O desafio para se obter um leite com qualidade na região é bastante grande. As instalações ainda são inadequadas. Os locais de ordenha muitas vezes não são calçados e faltam até mesmo abrigos para a ordenha nos dias de chuva. A mão-de-obra é ainda muito pouco preparada. As distâncias das fazendas até a chegada do leite às fábricas são grandes. Há muitos problemas com as estradas e muitas propriedades ainda não dispõem de energia elétrica. O setor público tem um grande “dever de casa”, que é melhorar a infraestrutura das principais regiões produtoras, capaz de proporcionar melhores condições para o produtor e a indústria.

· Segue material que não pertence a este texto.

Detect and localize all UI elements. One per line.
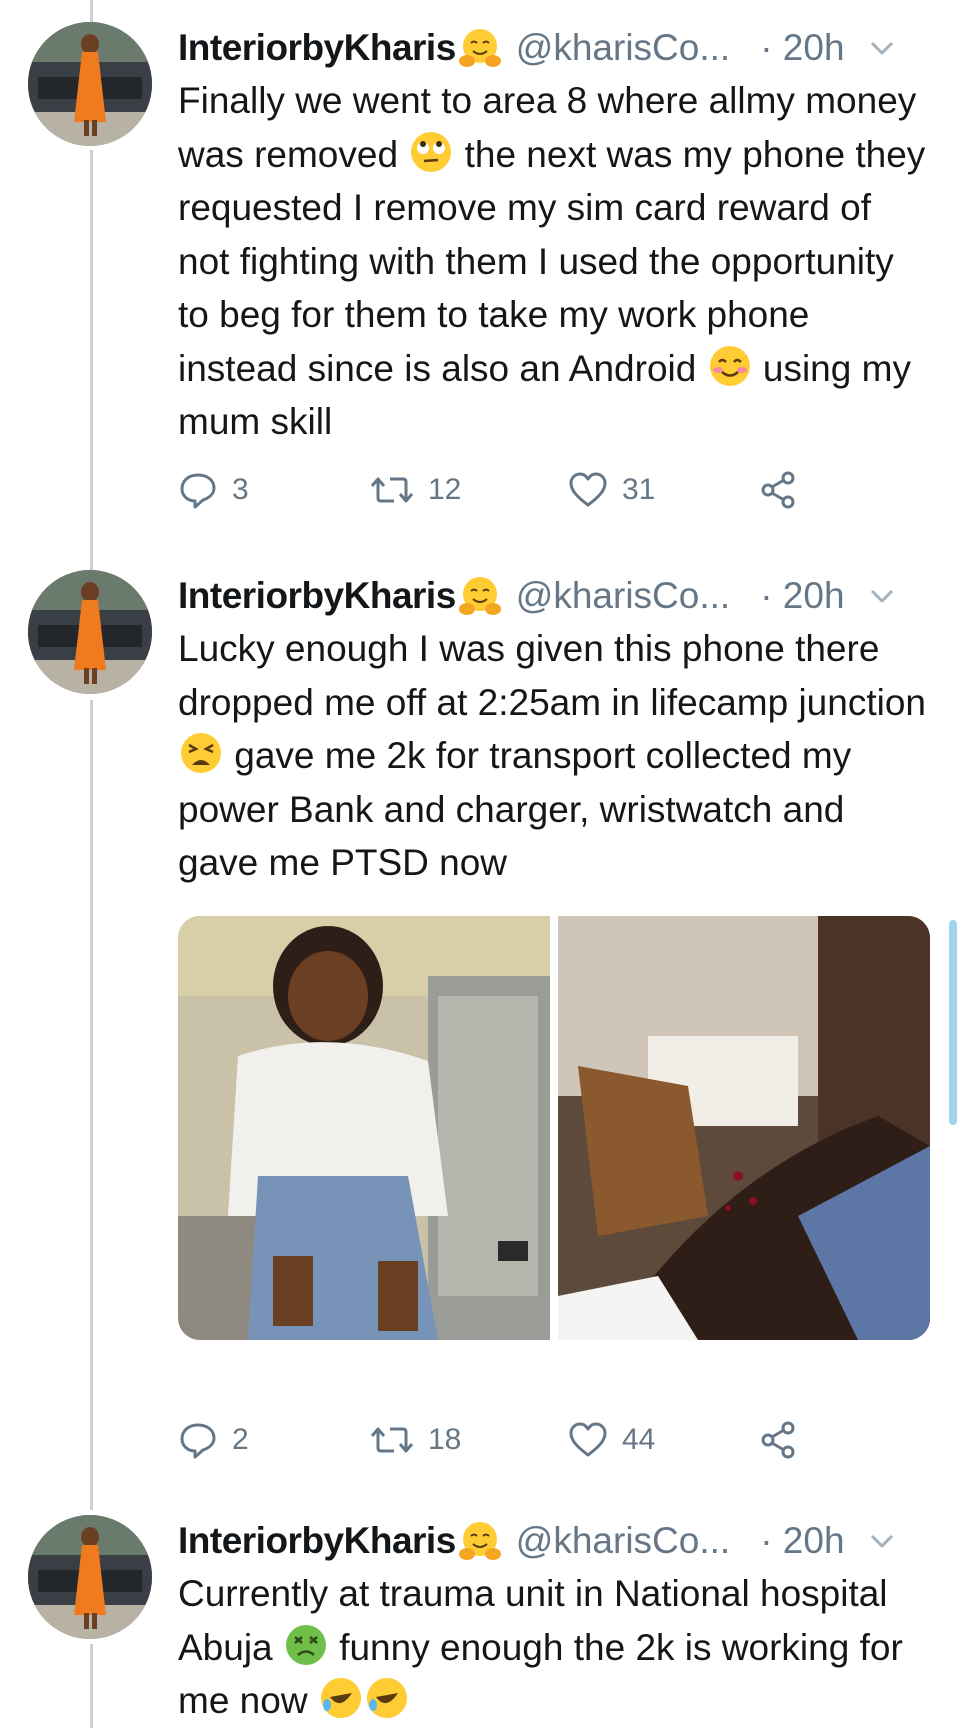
chevron-down-icon[interactable]: [867, 581, 897, 611]
like-count: 31: [622, 473, 656, 506]
timestamp[interactable]: · 20h: [760, 570, 844, 622]
share-button[interactable]: [760, 1420, 800, 1460]
heart-icon: [568, 470, 608, 510]
retweet-icon: [370, 1420, 414, 1460]
nauseated-face-emoji: [285, 1624, 326, 1665]
tweet-actions: 3 12 31: [0, 460, 972, 520]
share-icon: [760, 470, 800, 510]
thread-line: [90, 1644, 93, 1728]
reply-button[interactable]: 3: [178, 470, 249, 510]
chevron-down-icon[interactable]: [867, 1526, 897, 1556]
retweet-button[interactable]: 12: [370, 470, 461, 510]
tweet-text: Currently at trauma unit in National hos…: [178, 1567, 930, 1728]
timestamp[interactable]: · 20h: [760, 22, 844, 74]
hugging-face-emoji: [458, 26, 502, 70]
chevron-down-icon[interactable]: [867, 33, 897, 63]
reply-icon: [178, 1420, 218, 1460]
like-count: 44: [622, 1423, 656, 1456]
photo-woman-seated-bench[interactable]: [178, 915, 550, 1340]
handle[interactable]: @kharisCo...: [516, 570, 730, 622]
reply-count: 3: [232, 473, 249, 506]
display-name[interactable]: InteriorbyKharis: [178, 1515, 456, 1567]
retweet-icon: [370, 470, 414, 510]
retweet-button[interactable]: 18: [370, 1420, 461, 1460]
avatar[interactable]: [28, 1515, 152, 1639]
media-gallery: [178, 915, 930, 1340]
handle[interactable]: @kharisCo...: [516, 22, 730, 74]
display-name[interactable]: InteriorbyKharis: [178, 22, 456, 74]
smiling-blush-emoji: [709, 345, 750, 386]
like-button[interactable]: 44: [568, 1420, 655, 1460]
reply-count: 2: [232, 1423, 249, 1456]
thread-line: [90, 0, 93, 22]
reply-button[interactable]: 2: [178, 1420, 249, 1460]
handle[interactable]: @kharisCo...: [516, 1515, 730, 1567]
scrollbar[interactable]: [949, 920, 957, 1125]
reply-icon: [178, 470, 218, 510]
avatar[interactable]: [28, 570, 152, 694]
share-icon: [760, 1420, 800, 1460]
photo-injured-leg[interactable]: [558, 915, 930, 1340]
hugging-face-emoji: [458, 1519, 502, 1563]
tweet-text: Finally we went to area 8 where allmy mo…: [178, 80, 936, 442]
tweet-header: InteriorbyKharis @kharisCo... · 20h: [178, 570, 930, 622]
retweet-count: 12: [428, 473, 462, 506]
thread-line: [90, 700, 93, 1510]
avatar[interactable]: [28, 22, 152, 146]
rolling-laughing-emoji: [366, 1678, 407, 1718]
tweet-actions: 2 18 44: [0, 1410, 972, 1470]
heart-icon: [568, 1420, 608, 1460]
hugging-face-emoji: [458, 574, 502, 618]
timestamp[interactable]: · 20h: [760, 1515, 844, 1567]
retweet-count: 18: [428, 1423, 462, 1456]
tweet-text: Lucky enough I was given this phone ther…: [178, 628, 937, 883]
like-button[interactable]: 31: [568, 470, 655, 510]
rolling-eyes-emoji: [411, 131, 452, 172]
share-button[interactable]: [760, 470, 800, 510]
display-name[interactable]: InteriorbyKharis: [178, 570, 456, 622]
rolling-laughing-emoji: [320, 1678, 361, 1718]
tweet-header: InteriorbyKharis @kharisCo... · 20h: [178, 1515, 930, 1567]
tired-face-emoji: [181, 733, 221, 773]
tweet-header: InteriorbyKharis @kharisCo... · 20h: [178, 22, 930, 74]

O serviço público de assistência técnica está representado em toda a região. Como nos demais Estados da federação faltam, porém, recursos, embora se constate a presença de muitos técnicos comprometidos e dedicados dentro destes órgãos. Em Porto Velho e Belém, localizam-se duas unidades da Embrapa, Agro Florestal e Amazônia Oriental, respectivamente, que se têm dedicado a trabalhos em benefício da produção leiteira nos Estados-sede (Rondônia e Pará) e mesmo nos Estados vizinhos. A Universidade também tem papel importante na divulgação de tecnologias de produção técnica e gerencial aos diversos segmentos da cadeia. É o caso da Universidade Federal Rural da Amazônia (UFRA), que tem sua unidade principal em Belém e tem formado pessoal com bom conhecimento na atividade leiteira. O Senar e o Sebrae também desenvolvem ações de interesse para o desenvolvimento do setor leiteiro. Algumas empresas privadas promovem, através de seus técnicos, algum tipo de suporte ao produtor, principalmente voltados para a melhoria da qualidade. O programa Balde Cheio, da Embrapa Sudeste, atua na assistência técnica e gerencial de grupos de produtores em alguns Estados do Norte.

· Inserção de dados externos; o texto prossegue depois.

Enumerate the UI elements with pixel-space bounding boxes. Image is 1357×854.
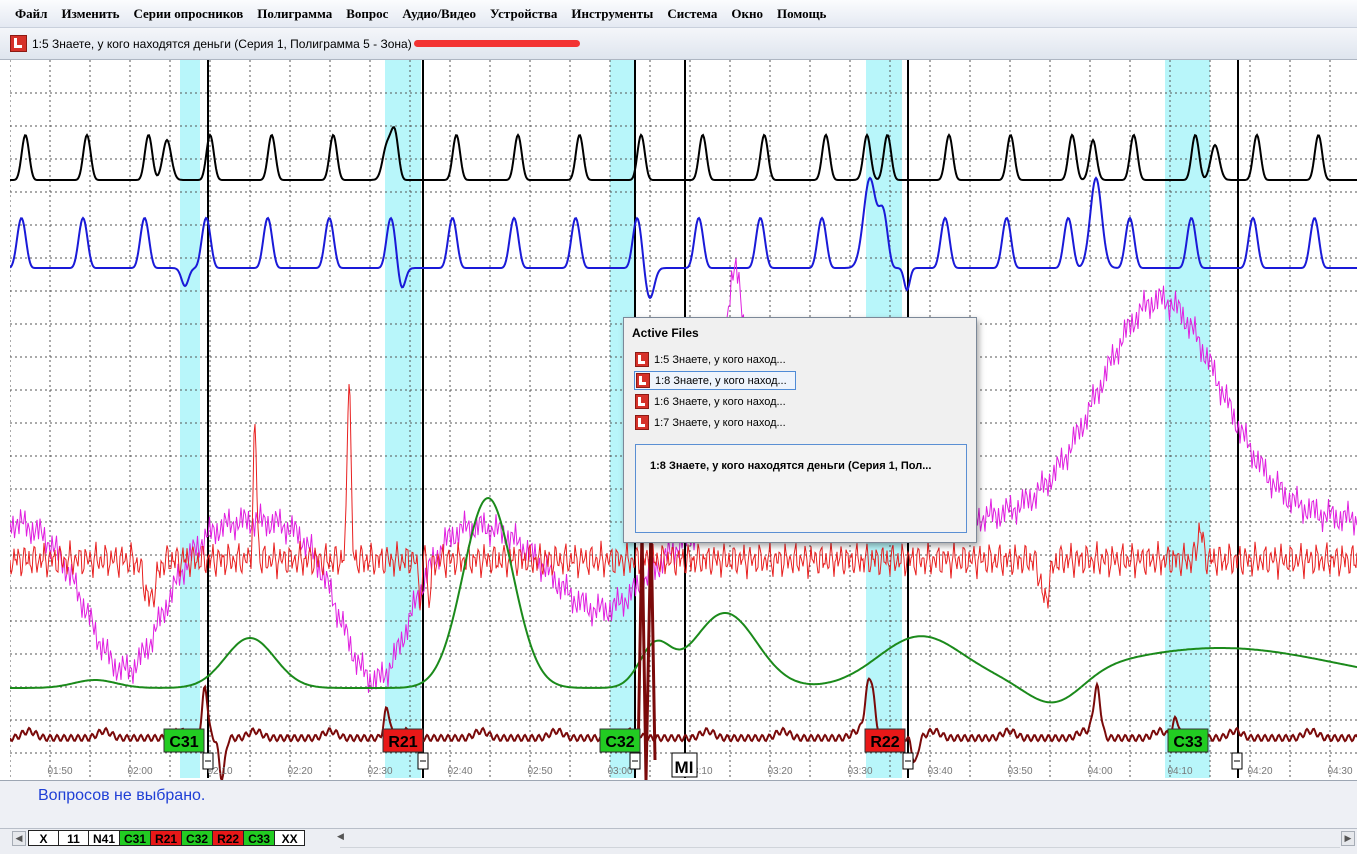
- question-tab-r22[interactable]: R22: [212, 830, 245, 846]
- menu-question-series[interactable]: Серии опросников: [126, 3, 250, 25]
- question-tab-c31[interactable]: C31: [119, 830, 152, 846]
- question-tab-c33[interactable]: C33: [243, 830, 276, 846]
- x-tick-label: 03:40: [927, 766, 952, 777]
- menu-question[interactable]: Вопрос: [339, 3, 395, 25]
- x-tick-label: 02:40: [447, 766, 472, 777]
- document-title-bar: 1:5 Знаете, у кого находятся деньги (Сер…: [0, 28, 1357, 60]
- annotation-label: MI: [675, 758, 694, 777]
- active-file-item[interactable]: 1:6 Знаете, у кого наход...: [634, 392, 796, 411]
- x-tick-label: 04:00: [1087, 766, 1112, 777]
- active-file-label: 1:8 Знаете, у кого наход...: [655, 374, 787, 387]
- scroll-right-button[interactable]: ▶: [1341, 831, 1355, 846]
- polygraph-file-icon: [635, 415, 649, 430]
- menu-bar: Файл Изменить Серии опросников Полиграмм…: [0, 0, 1357, 28]
- question-tabs: X 11 N41 C31 R21 C32 R22 C33 XX: [28, 830, 306, 846]
- horizontal-scrollbar[interactable]: [340, 830, 1340, 848]
- x-tick-label: 04:20: [1247, 766, 1272, 777]
- scroll-arrow-icon[interactable]: ◀: [337, 831, 344, 842]
- active-file-label: 1:7 Знаете, у кого наход...: [654, 416, 786, 429]
- question-tab-x[interactable]: X: [28, 830, 59, 846]
- x-tick-label: 02:30: [367, 766, 392, 777]
- active-file-label: 1:5 Знаете, у кого наход...: [654, 353, 786, 366]
- active-files-popup: Active Files 1:5 Знаете, у кого наход...…: [623, 317, 977, 543]
- x-tick-label: 02:00: [127, 766, 152, 777]
- polygraph-file-icon: [636, 373, 650, 388]
- question-label: C33: [1173, 734, 1202, 751]
- polygraph-app-icon: [10, 35, 27, 52]
- channel-black-trace: [10, 126, 1357, 181]
- question-highlight-region: [385, 60, 421, 778]
- menu-file[interactable]: Файл: [8, 3, 54, 25]
- menu-system[interactable]: Система: [660, 3, 724, 25]
- window-title: 1:5 Знаете, у кого находятся деньги (Сер…: [32, 36, 412, 51]
- x-tick-label: 03:20: [767, 766, 792, 777]
- active-file-item[interactable]: 1:5 Знаете, у кого наход...: [634, 350, 796, 369]
- question-highlight-region: [180, 60, 200, 778]
- question-label: C32: [605, 734, 634, 751]
- x-tick-label: 02:50: [527, 766, 552, 777]
- menu-tools[interactable]: Инструменты: [564, 3, 660, 25]
- active-file-item-selected[interactable]: 1:8 Знаете, у кого наход...: [634, 371, 796, 390]
- redaction-mark: [413, 40, 580, 47]
- question-tab-r21[interactable]: R21: [150, 830, 183, 846]
- menu-window[interactable]: Окно: [724, 3, 770, 25]
- polygraph-file-icon: [635, 352, 649, 367]
- x-tick-label: 03:00: [607, 766, 632, 777]
- question-label: R21: [388, 734, 417, 751]
- status-message: Вопросов не выбрано.: [38, 787, 206, 804]
- question-tab-bar: ◀ X 11 N41 C31 R21 C32 R22 C33 XX ◀ ▶: [0, 828, 1357, 854]
- menu-edit[interactable]: Изменить: [54, 3, 126, 25]
- preview-title: 1:8 Знаете, у кого находятся деньги (Сер…: [650, 460, 932, 472]
- active-files-title: Active Files: [632, 326, 699, 340]
- x-tick-label: 02:20: [287, 766, 312, 777]
- menu-polygram[interactable]: Полиграмма: [250, 3, 339, 25]
- x-tick-label: 04:10: [1167, 766, 1192, 777]
- scroll-left-button[interactable]: ◀: [12, 831, 26, 846]
- question-status-panel: Вопросов не выбрано.: [0, 780, 1357, 828]
- question-tab-n41[interactable]: N41: [88, 830, 121, 846]
- x-tick-label: 01:50: [47, 766, 72, 777]
- question-tab-11[interactable]: 11: [58, 830, 89, 846]
- question-tab-xx[interactable]: XX: [274, 830, 306, 846]
- question-label: C31: [169, 734, 198, 751]
- x-tick-label: 03:30: [847, 766, 872, 777]
- question-label: R22: [870, 734, 899, 751]
- polygraph-file-icon: [635, 394, 649, 409]
- x-tick-label: 03:50: [1007, 766, 1032, 777]
- question-tab-c32[interactable]: C32: [181, 830, 214, 846]
- x-tick-label: 04:30: [1327, 766, 1352, 777]
- channel-artifact-spike: [636, 524, 657, 780]
- menu-audio-video[interactable]: Аудио/Видео: [395, 3, 483, 25]
- channel-blue-trace: [10, 176, 1357, 300]
- active-file-preview: 1:8 Знаете, у кого находятся деньги (Сер…: [635, 444, 967, 533]
- active-file-label: 1:6 Знаете, у кого наход...: [654, 395, 786, 408]
- menu-devices[interactable]: Устройства: [483, 3, 564, 25]
- menu-help[interactable]: Помощь: [770, 3, 833, 25]
- active-file-item[interactable]: 1:7 Знаете, у кого наход...: [634, 413, 796, 432]
- question-highlight-region: [1165, 60, 1210, 778]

Faz-se necessária uma ação conjugada das empresas e instituições focadas no desenvolvimento dos produtores. As indústrias precisam trabalhar com muito critério a coleta e a qualidade do leite. O setor se ressente da falta de melhor infraestrutura, responsabilidade intransferível do poder público, que impõe obstáculos à viabilização dos necessários ganhos logísticos e de qualidade. Falta também uma maior representatividade regional ao setor, cuja ausência dificulta a obtenção de fortalecimento da cadeia produtiva e melhorias estratégicas.
Em resumo, são muitas as oportunidades que se abrem ao setor leiteiro na região Norte, mas, em igual proporção, são grandes os desafios a serem enfrentados.